Longe do escrutínio público, as iniciativas europeias cresceram em direções nunca antes esperadas, chegando ao nível da inutilidade mais evidente. Os discursos empolgados e os sucessos da desagregação da União Soviética, da integração alemã, e da aceitação generalizada do modelo político da democracia liberal, que levou ao conceito de fim da história política, criou uma ilusão retórica cujos alicerces foram sendo corroídos pela perda relativa de importância em termos de capacidade de inovação e da sua incorporação no tecido económico face aos outros blocos geopolíticos. Pela dificuldade de competir em tecnologia associada a produtos de grande consumo. Já quase ninguém se lembra dos primeiros telemóveis europeus e da competição “taco a taco” que então se vivia.
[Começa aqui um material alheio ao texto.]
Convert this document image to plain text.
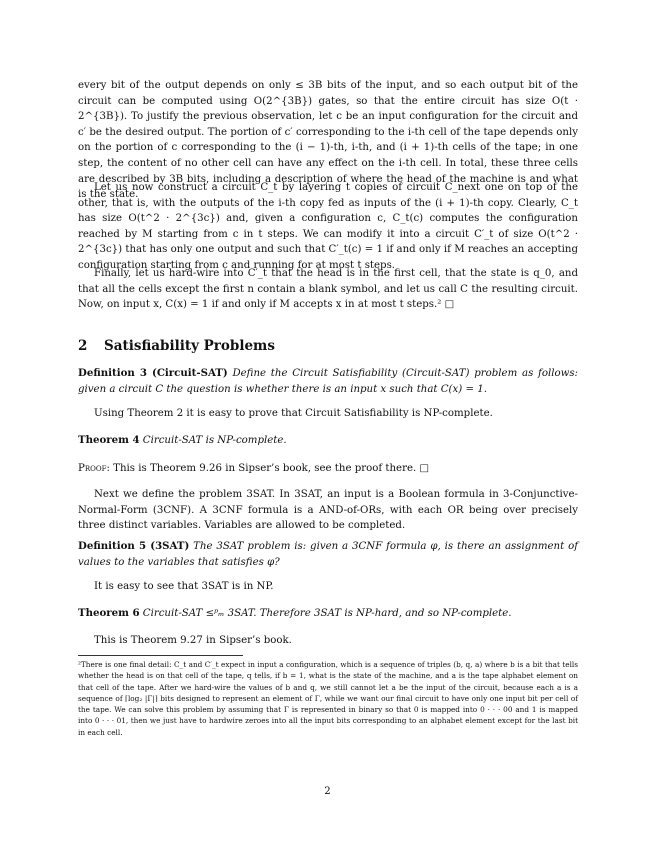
every bit of the output depends on only ≤ 3B bits of the input, and so each output bit of the circuit can be computed using O(2^{3B}) gates, so that the entire circuit has size O(t · 2^{3B}). To justify the previous observation, let c be an input configuration for the circuit and c′ be the desired output. The portion of c′ corresponding to the i-th cell of the tape depends only on the portion of c corresponding to the (i − 1)-th, i-th, and (i + 1)-th cells of the tape; in one step, the content of no other cell can have any effect on the i-th cell. In total, these three cells are described by 3B bits, including a description of where the head of the machine is and what is the state.
Let us now construct a circuit C_t by layering t copies of circuit C_next one on top of the other, that is, with the outputs of the i-th copy fed as inputs of the (i + 1)-th copy. Clearly, C_t has size O(t^2 · 2^{3c}) and, given a configuration c, C_t(c) computes the configuration reached by M starting from c in t steps. We can modify it into a circuit C′_t of size O(t^2 · 2^{3c}) that has only one output and such that C′_t(c) = 1 if and only if M reaches an accepting configuration starting from c and running for at most t steps.
Finally, let us hard-wire into C′_t that the head is in the first cell, that the state is q_0, and that all the cells except the first n contain a blank symbol, and let us call C the resulting circuit. Now, on input x, C(x) = 1 if and only if M accepts x in at most t steps.² □
2 Satisfiability Problems
Definition 3 (Circuit-SAT) Define the Circuit Satisfiability (Circuit-SAT) problem as follows: given a circuit C the question is whether there is an input x such that C(x) = 1.
Using Theorem 2 it is easy to prove that Circuit Satisfiability is NP-complete.
Theorem 4 Circuit-SAT is NP-complete.
Proof: This is Theorem 9.26 in Sipser’s book, see the proof there. □
Next we define the problem 3SAT. In 3SAT, an input is a Boolean formula in 3-Conjunctive-Normal-Form (3CNF). A 3CNF formula is a AND-of-ORs, with each OR being over precisely three distinct variables. Variables are allowed to be completed.
Definition 5 (3SAT) The 3SAT problem is: given a 3CNF formula φ, is there an assignment of values to the variables that satisfies φ?
It is easy to see that 3SAT is in NP.
Theorem 6 Circuit-SAT ≤ᵖₘ 3SAT. Therefore 3SAT is NP-hard, and so NP-complete.
This is Theorem 9.27 in Sipser’s book.
²There is one final detail: C_t and C′_t expect in input a configuration, which is a sequence of triples (b, q, a) where b is a bit that tells whether the head is on that cell of the tape, q tells, if b = 1, what is the state of the machine, and a is the tape alphabet element on that cell of the tape. After we hard-wire the values of b and q, we still cannot let a be the input of the circuit, because each a is a sequence of ⌈log₂ |Γ|⌉ bits designed to represent an element of Γ, while we want our final circuit to have only one input bit per cell of the tape. We can solve this problem by assuming that Γ is represented in binary so that 0 is mapped into 0 · · · 00 and 1 is mapped into 0 · · · 01, then we just have to hardwire zeroes into all the input bits corresponding to an alphabet element except for the last bit in each cell.
2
A invasão da Ucrânia pôs “a nu” muitas das fragilidades do “velho continente” na energia e na defesa, bem como a irrelevância da sua diplomacia arrastada para uma guerra a que não se conseguiu antecipar, e cujo futuro lhe escapa. A necessidade da descarbonização tornou clara a dependência no acesso a matérias-primas, e a dificuldade em bater-se de igual para igual com os outros blocos geopolíticos no xadrez da exploração geológica planetária. O incomparável património europeu de arte, cultura e ciência que espalhou por cinco continentes e dominou o entendimento do mundo, parece hoje insuficiente para os desafios que se aproximam. Podemos continuar a ouvir Mozart e Beethoven nos quatro cantos do planeta, mas hoje cada um dos países europeus encolhe até à sua real dimensão geográfica. Sobra o cansaço e predomina a expetativa.
Não penso ter sido o esforço do alargamento que está a exaurir a Europa, nem sequer o afastamento do Reino Unido numa amputação que não beneficiou nenhuma das partes. Foi mais a dificuldade de terminar a sua adolescência, de sair de casa dos pais e ir à luta.
Poucas situações políticas são mais penosas que a francesa, país de onde saiu uma parte importante da cultura e da ciência europeias, que esteve na primeira linha da tecnologia nuclear, da aviação, dos comboios de alta velocidade, dos telemóveis ou mesmo da informática, pátria de empresas globais e de ideias fortes, e que hoje se dilacera internamente sem cessar. Ou a Alemanha, a locomotiva económica, onde as opções tomadas pelas várias famílias políticas sobre a energia ou a indústria, aceleraram o esgotamento de um modelo de crescimento que foi mais baseado no esforço e na capacidade de sofrimento que na ambição. Esquecemo-nos que o modo de vida europeu tem de ser defendido. E parece faltar a energia para o fazer e unidade de pensamento e de ação: enquanto os países do Norte se preparam para a eventualidade de uma guerra nuclear, o sol que nos ilumina, mesmo nos meses mais frios, permite-nos acalentar a ilusão de um futuro risonho.
A União parece presa no seu labirinto. Sem capacidade de negociação que se não baseie apenas na “venda” do acesso ao seu mercado interno para a expansão económica de outros. Sem iniciativa estratégica dos Estados, presos que estão numa estrutura de custos que assegura quase só salários e que são agora chamados a assumir responsabilidades com a sua defesa. A escolher entre a abertura económica ou o protecionismo. A ter de encontrar amigos que o sejam mesmo nos dias difíceis. A sofrer todas as dores do crescimento.
Os Europeus estão como os noivos no dia do casamento, só que já gastaram o enxoval e faltam as prendas de familiares e amigos. E ao contrário dos noivos têm perspetivas bem sombrias para a noite que se aproxima. Estão enfim sós.